The highest accordance between expected (according to the “fuzzy oil drop” model) and observed (according to the PDBSum criteria) was obtained for the domain 192–371 in chain A. This observation supports the assumption that this domain could be the first one spontaneously folded according to “fuzzy oil drop” model exposing on the surface the hydrophobic residues in contact with other polypeptide chains. The chain H, although representing the identical sequence, displays some differences versus the A chain, suggesting it to be folded under other conditions than the chain A. Lower accordance between expected and observed classification of all other fragments of the complex (partitioning) suggest that the proper unit to be applied for protein folding in the environment simulated by the “fuzzy oil drop” is the domain 192–371 of the chain A. The relatively high accordance observed for the entire complex (chaperonin molecule) may be interpreted as the reliability of the “fuzzy oil drop” model. It suggests that the protein-protein interaction in the complete molecule may be recognized by the minima of ΔH̃ in the profile. The results given in Table 1 seem to support the observations presented in Figures 4 and 5.

The “fuzzy-oil-drop” model may be also applied for biological function recognition of the protein under consideration [10–12]. The role of chaperonin molecule (complex) is to create the environment for folding proteins. Thus, the internal surface characteristics of the capsule seems to be of special importance in respect to the biological function of this molecule.

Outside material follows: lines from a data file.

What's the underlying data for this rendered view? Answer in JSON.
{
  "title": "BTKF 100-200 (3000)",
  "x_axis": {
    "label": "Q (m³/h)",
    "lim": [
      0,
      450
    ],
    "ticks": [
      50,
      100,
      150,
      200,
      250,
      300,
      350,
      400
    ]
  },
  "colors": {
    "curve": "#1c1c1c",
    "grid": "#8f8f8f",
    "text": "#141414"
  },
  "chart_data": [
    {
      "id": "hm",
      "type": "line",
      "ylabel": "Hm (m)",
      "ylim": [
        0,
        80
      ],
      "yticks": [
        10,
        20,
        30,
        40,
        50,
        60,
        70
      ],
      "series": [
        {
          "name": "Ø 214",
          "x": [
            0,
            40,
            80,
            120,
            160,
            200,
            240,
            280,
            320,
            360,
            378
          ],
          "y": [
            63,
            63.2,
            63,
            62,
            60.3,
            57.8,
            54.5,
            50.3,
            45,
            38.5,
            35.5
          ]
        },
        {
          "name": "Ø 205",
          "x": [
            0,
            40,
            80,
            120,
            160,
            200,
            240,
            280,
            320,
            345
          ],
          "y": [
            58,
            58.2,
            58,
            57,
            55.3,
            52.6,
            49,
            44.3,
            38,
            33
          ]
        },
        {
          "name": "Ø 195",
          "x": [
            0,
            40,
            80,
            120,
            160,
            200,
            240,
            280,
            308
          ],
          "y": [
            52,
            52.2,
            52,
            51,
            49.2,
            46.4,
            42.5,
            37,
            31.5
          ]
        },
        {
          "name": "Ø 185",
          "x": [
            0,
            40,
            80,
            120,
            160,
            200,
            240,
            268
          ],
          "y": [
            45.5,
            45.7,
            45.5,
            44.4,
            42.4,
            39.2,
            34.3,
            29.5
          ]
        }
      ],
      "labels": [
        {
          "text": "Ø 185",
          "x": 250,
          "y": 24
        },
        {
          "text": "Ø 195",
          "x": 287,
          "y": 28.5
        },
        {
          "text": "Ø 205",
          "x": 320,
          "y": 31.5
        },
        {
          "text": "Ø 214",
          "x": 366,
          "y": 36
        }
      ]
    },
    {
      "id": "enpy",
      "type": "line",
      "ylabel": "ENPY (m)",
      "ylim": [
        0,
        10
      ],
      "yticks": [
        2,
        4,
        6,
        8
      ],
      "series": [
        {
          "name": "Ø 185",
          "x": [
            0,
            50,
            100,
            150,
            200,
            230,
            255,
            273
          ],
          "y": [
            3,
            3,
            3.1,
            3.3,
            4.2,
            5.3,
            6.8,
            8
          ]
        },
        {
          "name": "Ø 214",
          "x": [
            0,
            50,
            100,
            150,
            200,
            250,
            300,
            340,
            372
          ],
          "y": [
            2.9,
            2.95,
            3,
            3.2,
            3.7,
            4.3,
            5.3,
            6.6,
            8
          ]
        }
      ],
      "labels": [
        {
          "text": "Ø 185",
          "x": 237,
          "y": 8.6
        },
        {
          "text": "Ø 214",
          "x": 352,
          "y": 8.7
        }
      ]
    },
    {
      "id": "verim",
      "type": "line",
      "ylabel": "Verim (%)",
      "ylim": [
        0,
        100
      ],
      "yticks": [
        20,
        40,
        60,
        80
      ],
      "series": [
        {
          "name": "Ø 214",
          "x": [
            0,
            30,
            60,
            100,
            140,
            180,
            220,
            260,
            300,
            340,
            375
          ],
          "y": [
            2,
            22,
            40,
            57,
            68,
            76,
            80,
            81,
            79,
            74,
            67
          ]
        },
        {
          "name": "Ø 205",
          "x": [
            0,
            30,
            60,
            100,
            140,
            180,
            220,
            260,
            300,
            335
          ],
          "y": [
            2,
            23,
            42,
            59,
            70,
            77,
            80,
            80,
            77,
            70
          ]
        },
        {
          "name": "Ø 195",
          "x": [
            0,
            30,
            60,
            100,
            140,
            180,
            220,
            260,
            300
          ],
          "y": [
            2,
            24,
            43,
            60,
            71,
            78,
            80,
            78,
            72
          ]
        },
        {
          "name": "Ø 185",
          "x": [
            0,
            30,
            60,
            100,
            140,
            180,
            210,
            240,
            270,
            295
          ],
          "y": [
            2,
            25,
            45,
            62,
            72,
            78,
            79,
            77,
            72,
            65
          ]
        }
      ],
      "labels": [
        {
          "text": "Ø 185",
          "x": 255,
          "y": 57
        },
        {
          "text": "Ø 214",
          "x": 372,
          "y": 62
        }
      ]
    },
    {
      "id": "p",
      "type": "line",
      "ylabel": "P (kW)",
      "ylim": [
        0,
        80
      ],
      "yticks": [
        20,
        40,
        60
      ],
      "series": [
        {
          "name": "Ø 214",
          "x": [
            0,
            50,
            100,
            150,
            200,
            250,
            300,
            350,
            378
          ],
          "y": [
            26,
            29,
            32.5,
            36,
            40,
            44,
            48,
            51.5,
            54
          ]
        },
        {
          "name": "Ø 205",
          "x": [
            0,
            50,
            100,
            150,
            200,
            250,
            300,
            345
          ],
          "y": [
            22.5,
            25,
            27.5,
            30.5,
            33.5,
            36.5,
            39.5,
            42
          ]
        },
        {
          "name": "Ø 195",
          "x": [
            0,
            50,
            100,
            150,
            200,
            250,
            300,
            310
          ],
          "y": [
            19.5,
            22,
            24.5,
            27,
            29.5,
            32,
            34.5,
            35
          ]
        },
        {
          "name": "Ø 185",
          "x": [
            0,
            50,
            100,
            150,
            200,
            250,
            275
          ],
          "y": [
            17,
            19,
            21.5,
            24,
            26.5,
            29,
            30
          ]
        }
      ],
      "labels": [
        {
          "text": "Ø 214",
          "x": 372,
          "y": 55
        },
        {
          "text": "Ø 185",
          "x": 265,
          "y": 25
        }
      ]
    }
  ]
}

The ΔH̃ values of residues localized on the internal surface of the complex are presented in Figure 7 and the 3-D representation in Figure 8. These two figures show the residues ordered according to the X-axis localized on the internal surface of the capsule. The high excess of hydrophobicity in Gro-ES suggests the high participation of this type of interaction in substrate binding. The cis-ring (chains A-H), in contrast to the GroES part, presents highly differentiated characteristics expressing excess/deficiency hydrophobicity, although biased significantly toward the hydrophobicity deficiency. It may be interpreted as a specific distribution for stronger/weaker interactions with a substrate molecule. The trans-ring (H-N) presents rather low differentiation of hydrophobicity excess/deficiency with ΔH̃ values close to zero (particularly in the end area). This suggests high accordance of the hydrophobicity distribution with the expected one (accordant with “fuzzy oil drop” model).

Figures 7 and 8 present the hydrophobicity irregularity of the internal channel where the folding reaction takes place. These two pictures show the characteristics of the external force field of hydrophobic character. Its specific deformation (in the sense of irregularity versus the idealized Gauss function distribution) seems to represent the localization of possible anchorage for folding protein in the chaperonin capsule.

The discussion of hydrophobicity based structure–to-function relationships also concerns other parts of the complex presenting highly irregular hydrophobicity distributions. Particularly the excess hydrophobicity areas not engaged in protein-protein interactions (responsible for complex generation) seem to represent the regions potentially ready to interact under changed circumstances during the action of the chaperonin. The structural changes are reported to be a large deviation from the 7-fold symmetry of Gro-EL rings [14]. The possible protein-protein interaction can be simulated linking two hydrophobicity-excess areas of interacting chains. This can be seen in Figure 9.

The large–scale structural changes observed as accompanying the folding process engage residues potentially ready to interact. The residues localized on the surface (large distance versus the 7-fold symmetry axis) carrying highly negative ΔH̃ values seem to be ready for hydrophobic interaction (distinguished by red circle in Figure 9). The residues localized closely versus the 7-fold symmetry axis representing large positive ΔH̃ values are ready for non-bonding interaction (distinguished by green circle in Figure 9). The first possibility seems to be related to structural changes in the chaperonin molecule while the second one seems to be related to the interaction with the folding protein molecule (internal surface of the capsule) [29].